三菱UFJフィナンシャル・グループ(MUFG)が2027年度にも、日本国債の取引をブロックチェーン上で即時決済できる仕組みの導入を目指していると、日本経済新聞が8月12日に報じた。
三菱UFJ銀行などが発行を検討するトークン化預金やステーブルコインを決済に活用し、機関投資家の資金効率を高める狙いで、2027年度から2029年度中の商用化を目指すという。
対象となるのは、日本国債を担保に短期間の資金を貸し借りする「レポ取引」だ。
現在、日本国債は取引成立から決済まで最短でも1営業日かかる「T+1」が基本となっており、金融機関などは決済の遅れに備えて余分な資金を確保する必要がある。
一方、ブロックチェーン上で即時決済できれば、こうした待機資金を減らせる可能性がある。

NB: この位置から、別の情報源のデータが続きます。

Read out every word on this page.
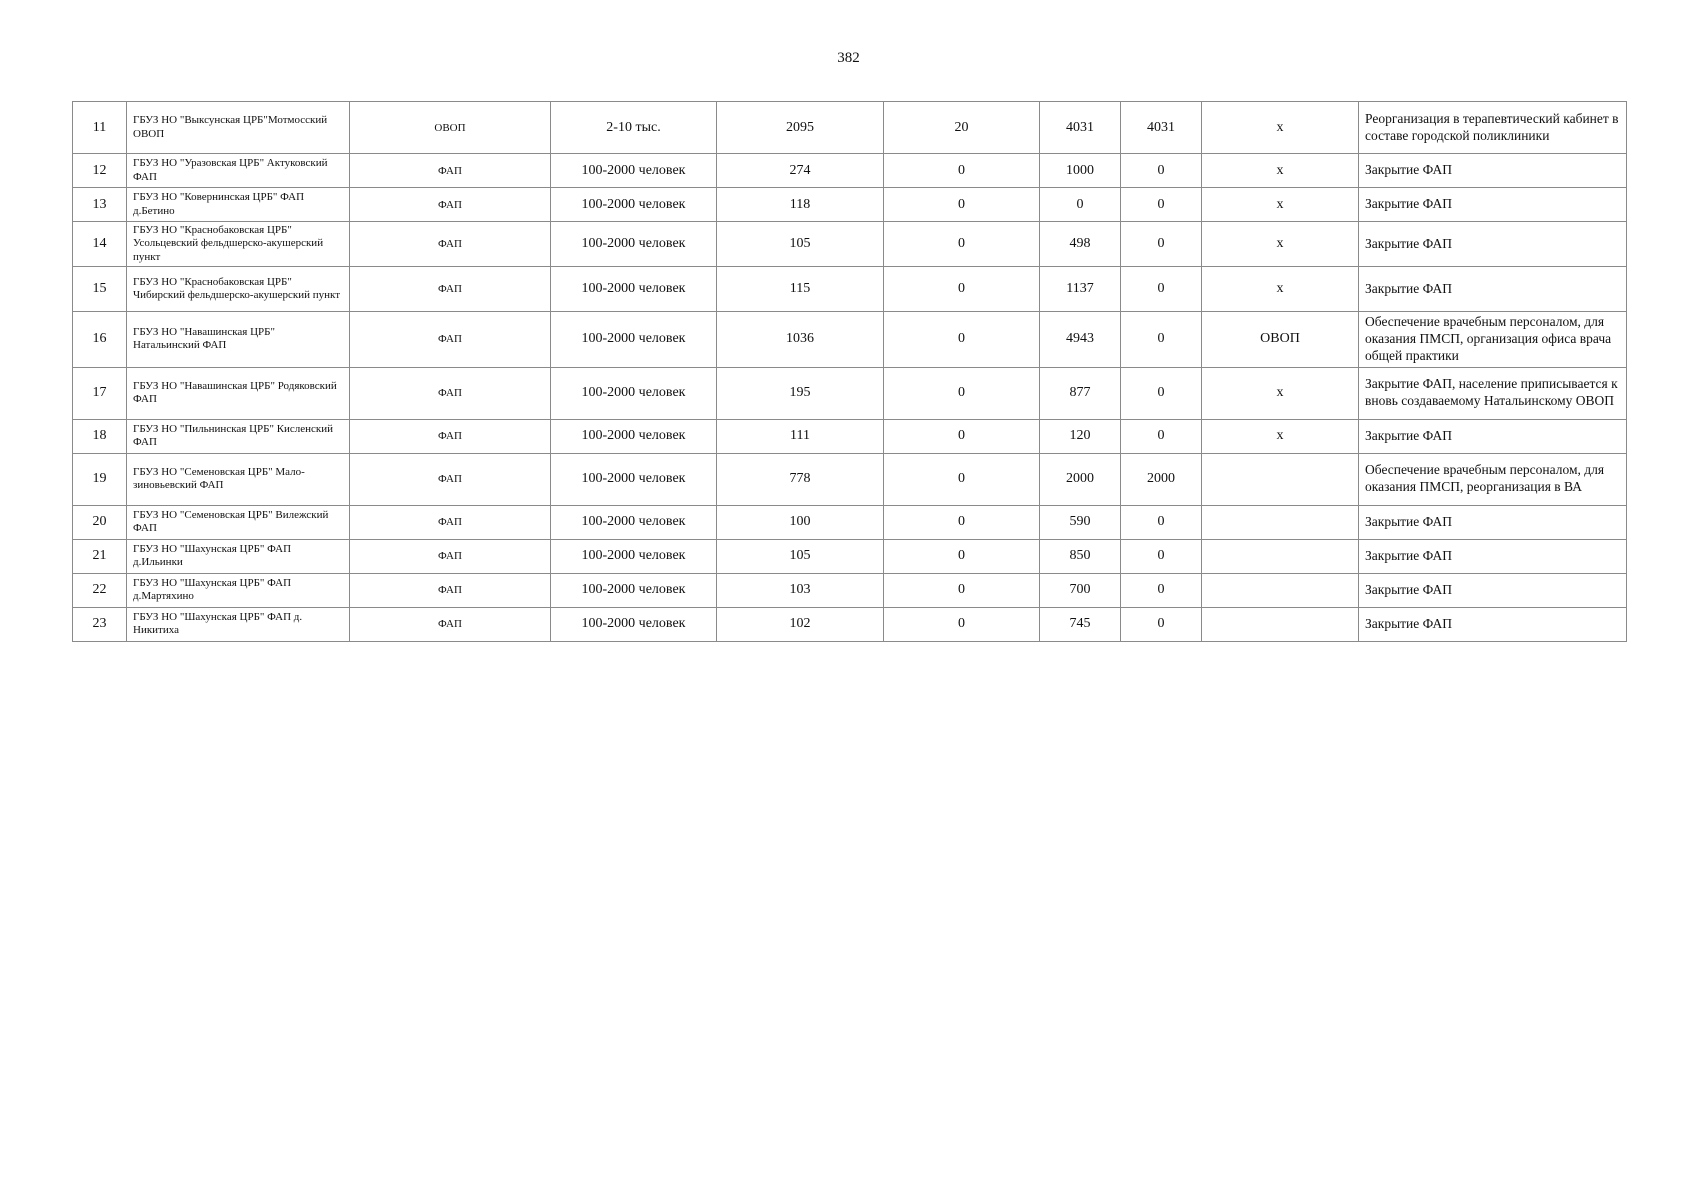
382
11	ГБУЗ НО "Выксунская ЦРБ"Мотмосский ОВОП	ОВОП	2-10 тыс.	2095	20	4031	4031	х	Реорганизация в терапевтический кабинет в составе городской поликлиники
12	ГБУЗ НО "Уразовская ЦРБ" Актуковский ФАП	ФАП	100-2000 человек	274	0	1000	0	х	Закрытие ФАП
13	ГБУЗ НО "Ковернинская ЦРБ" ФАП д.Бетино	ФАП	100-2000 человек	118	0	0	0	х	Закрытие ФАП
14	ГБУЗ НО "Краснобаковская ЦРБ" Усольцевский фельдшерско-акушерский пункт	ФАП	100-2000 человек	105	0	498	0	х	Закрытие ФАП
15	ГБУЗ НО "Краснобаковская ЦРБ" Чибирский фельдшерско-акушерский пункт	ФАП	100-2000 человек	115	0	1137	0	х	Закрытие ФАП
16	ГБУЗ НО "Навашинская ЦРБ" Натальинский ФАП	ФАП	100-2000 человек	1036	0	4943	0	ОВОП	Обеспечение врачебным персоналом, для оказания ПМСП, организация офиса врача общей практики
17	ГБУЗ НО "Навашинская ЦРБ" Родяковский ФАП	ФАП	100-2000 человек	195	0	877	0	х	Закрытие ФАП, население приписывается к вновь создаваемому Натальинскому ОВОП
18	ГБУЗ НО "Пильнинская ЦРБ" Кисленский ФАП	ФАП	100-2000 человек	111	0	120	0	х	Закрытие ФАП
19	ГБУЗ НО "Семеновская ЦРБ" Мало-зиновьевский ФАП	ФАП	100-2000 человек	778	0	2000	2000		Обеспечение врачебным персоналом, для оказания ПМСП, реорганизация в ВА
20	ГБУЗ НО "Семеновская ЦРБ" Вилежский ФАП	ФАП	100-2000 человек	100	0	590	0		Закрытие ФАП
21	ГБУЗ НО "Шахунская ЦРБ" ФАП д.Ильинки	ФАП	100-2000 человек	105	0	850	0		Закрытие ФАП
22	ГБУЗ НО "Шахунская ЦРБ" ФАП д.Мартяхино	ФАП	100-2000 человек	103	0	700	0		Закрытие ФАП
23	ГБУЗ НО "Шахунская ЦРБ" ФАП д. Никитиха	ФАП	100-2000 человек	102	0	745	0		Закрытие ФАП
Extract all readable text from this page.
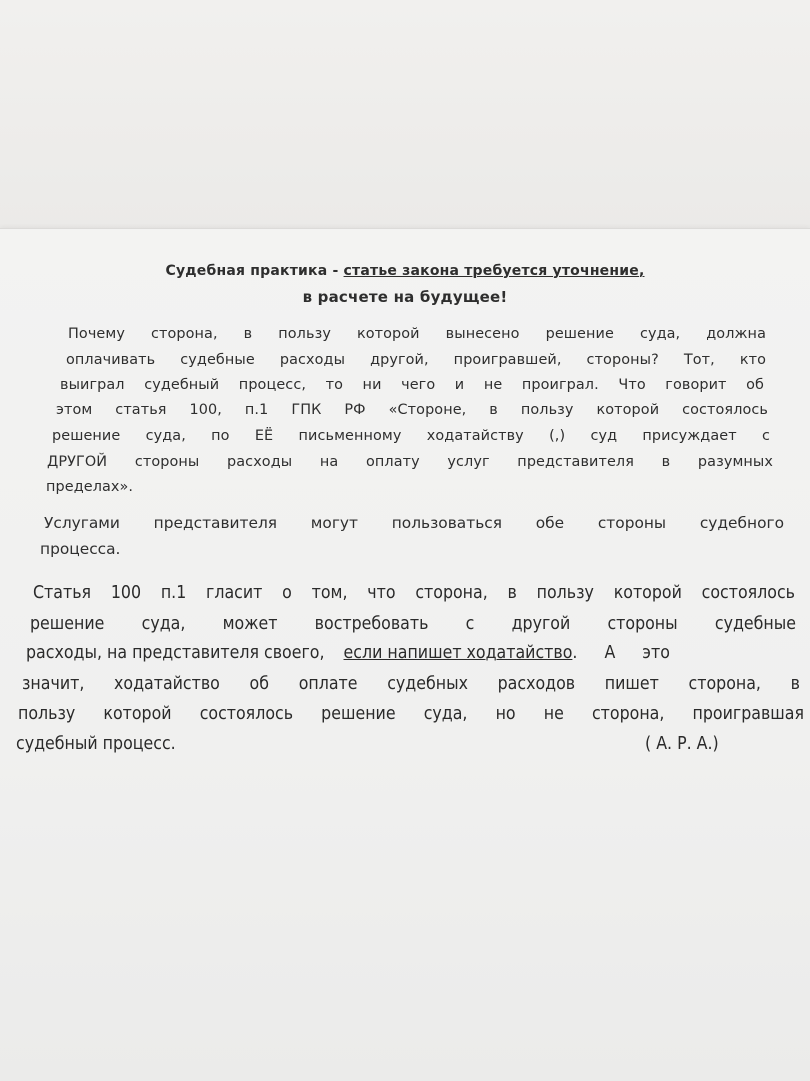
Судебная практика - статье закона требуется уточнение,
в расчете на будущее!
Почему сторона, в пользу которой вынесено решение суда, должна
оплачивать судебные расходы другой, проигравшей, стороны? Тот, кто
выиграл судебный процесс, то ни чего и не проиграл. Что говорит об
этом статья 100, п.1 ГПК РФ «Стороне, в пользу которой состоялось
решение суда, по ЕЁ письменному ходатайству (,) суд присуждает с
ДРУГОЙ стороны расходы на оплату услуг представителя в разумных
пределах».
Услугами представителя могут пользоваться обе стороны судебного
процесса.
Статья 100 п.1 гласит о том, что сторона, в пользу которой состоялось
решение суда, может востребовать с другой стороны судебные
расходы, на представителя своего, если напишет ходатайство. А это
значит, ходатайство об оплате судебных расходов пишет сторона, в
пользу которой состоялось решение суда, но не сторона, проигравшая
судебный процесс.	( А. Р. А.)
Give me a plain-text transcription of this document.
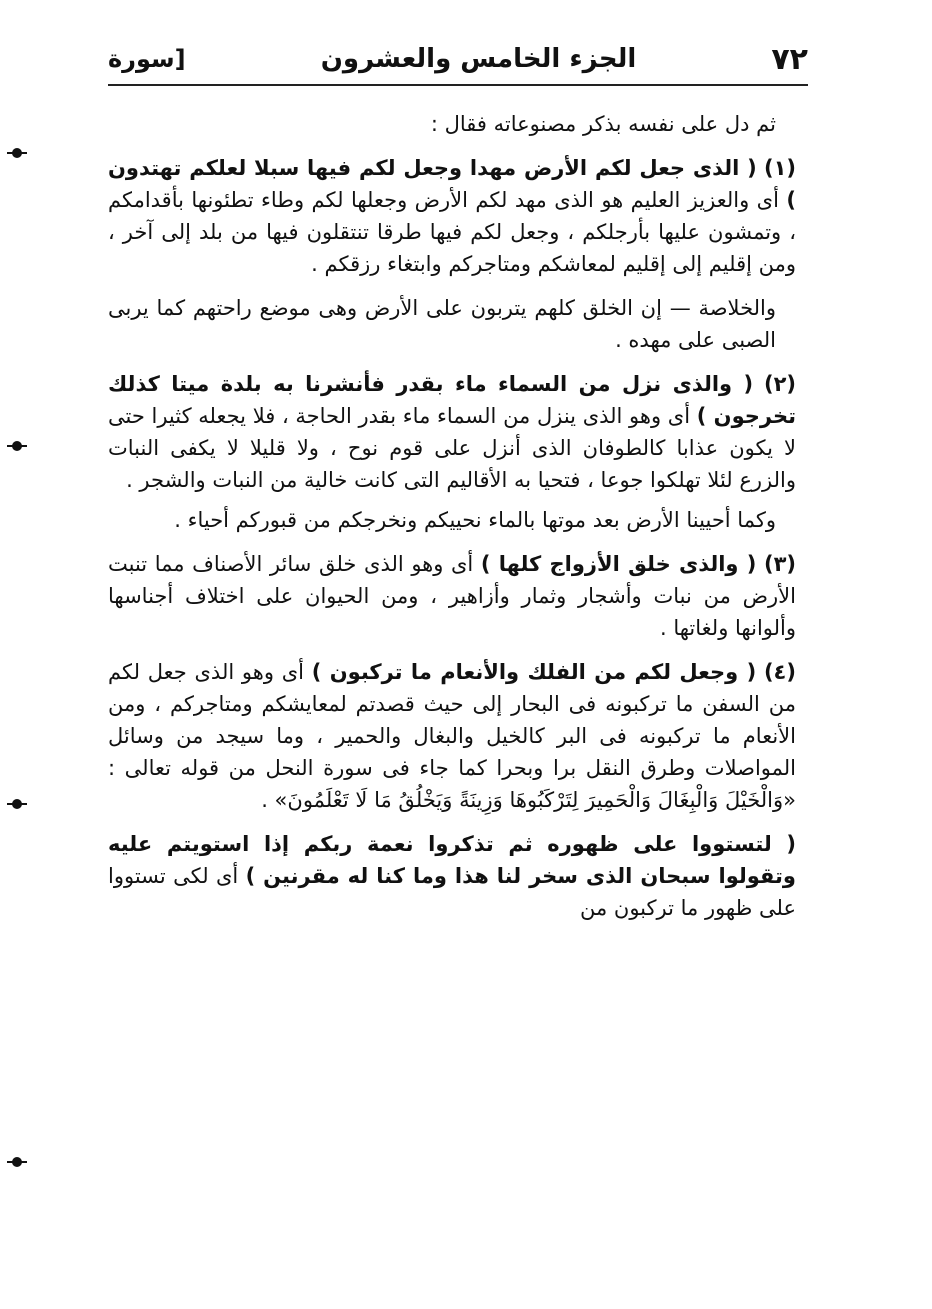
٧٢
الجزء الخامس والعشرون
[سورة

ثم دل على نفسه بذكر مصنوعاته فقال :

(١) ( الذى جعل لكم الأرض مهدا وجعل لكم فيها سبلا لعلكم تهتدون ) أى والعزيز العليم هو الذى مهد لكم الأرض وجعلها لكم وطاء تطئونها بأقدامكم ، وتمشون عليها بأرجلكم ، وجعل لكم فيها طرقا تنتقلون فيها من بلد إلى آخر ، ومن إقليم إلى إقليم لمعاشكم ومتاجركم وابتغاء رزقكم .

والخلاصة — إن الخلق كلهم يتربون على الأرض وهى موضع راحتهم كما يربى الصبى على مهده .

(٢) ( والذى نزل من السماء ماء بقدر فأنشرنا به بلدة ميتا كذلك تخرجون ) أى وهو الذى ينزل من السماء ماء بقدر الحاجة ، فلا يجعله كثيرا حتى لا يكون عذابا كالطوفان الذى أنزل على قوم نوح ، ولا قليلا لا يكفى النبات والزرع لئلا تهلكوا جوعا ، فتحيا به الأقاليم التى كانت خالية من النبات والشجر .

وكما أحيينا الأرض بعد موتها بالماء نحييكم ونخرجكم من قبوركم أحياء .

(٣) ( والذى خلق الأزواج كلها ) أى وهو الذى خلق سائر الأصناف مما تنبت الأرض من نبات وأشجار وثمار وأزاهير ، ومن الحيوان على اختلاف أجناسها وألوانها ولغاتها .

(٤) ( وجعل لكم من الفلك والأنعام ما تركبون ) أى وهو الذى جعل لكم من السفن ما تركبونه فى البحار إلى حيث قصدتم لمعايشكم ومتاجركم ، ومن الأنعام ما تركبونه فى البر كالخيل والبغال والحمير ، وما سيجد من وسائل المواصلات وطرق النقل برا وبحرا كما جاء فى سورة النحل من قوله تعالى : «وَالْخَيْلَ وَالْبِغَالَ وَالْحَمِيرَ لِتَرْكَبُوهَا وَزِينَةً وَيَخْلُقُ مَا لَا تَعْلَمُونَ» .

( لتستووا على ظهوره ثم تذكروا نعمة ربكم إذا استويتم عليه وتقولوا سبحان الذى سخر لنا هذا وما كنا له مقرنين ) أى لكى تستووا على ظهور ما تركبون من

日経によると、MUFGは年内の完了を目指して実証実験を行い、三菱UFJモルガン・スタンレー証券のレポ取引データをもとに決済指示をブロックチェーンへ送る。
基盤にはProgmat(プログマ)のシステムや、米Digital Asset(デジタルアセット)の技術を活用するという。
決済手段には、三菱UFJ銀行が発行を検討するトークン化預金に加え、3メガバンクなどが発行準備を進めるステーブルコインの活用も検討する。
今回の仕組みでは、日本国債そのものをトークン化するのではなく、既存の国債を使った取引の決済部分をブロックチェーンに載せる。
日経によると、国債のトークン化には法的な論点が残るため、この方式を採用したという。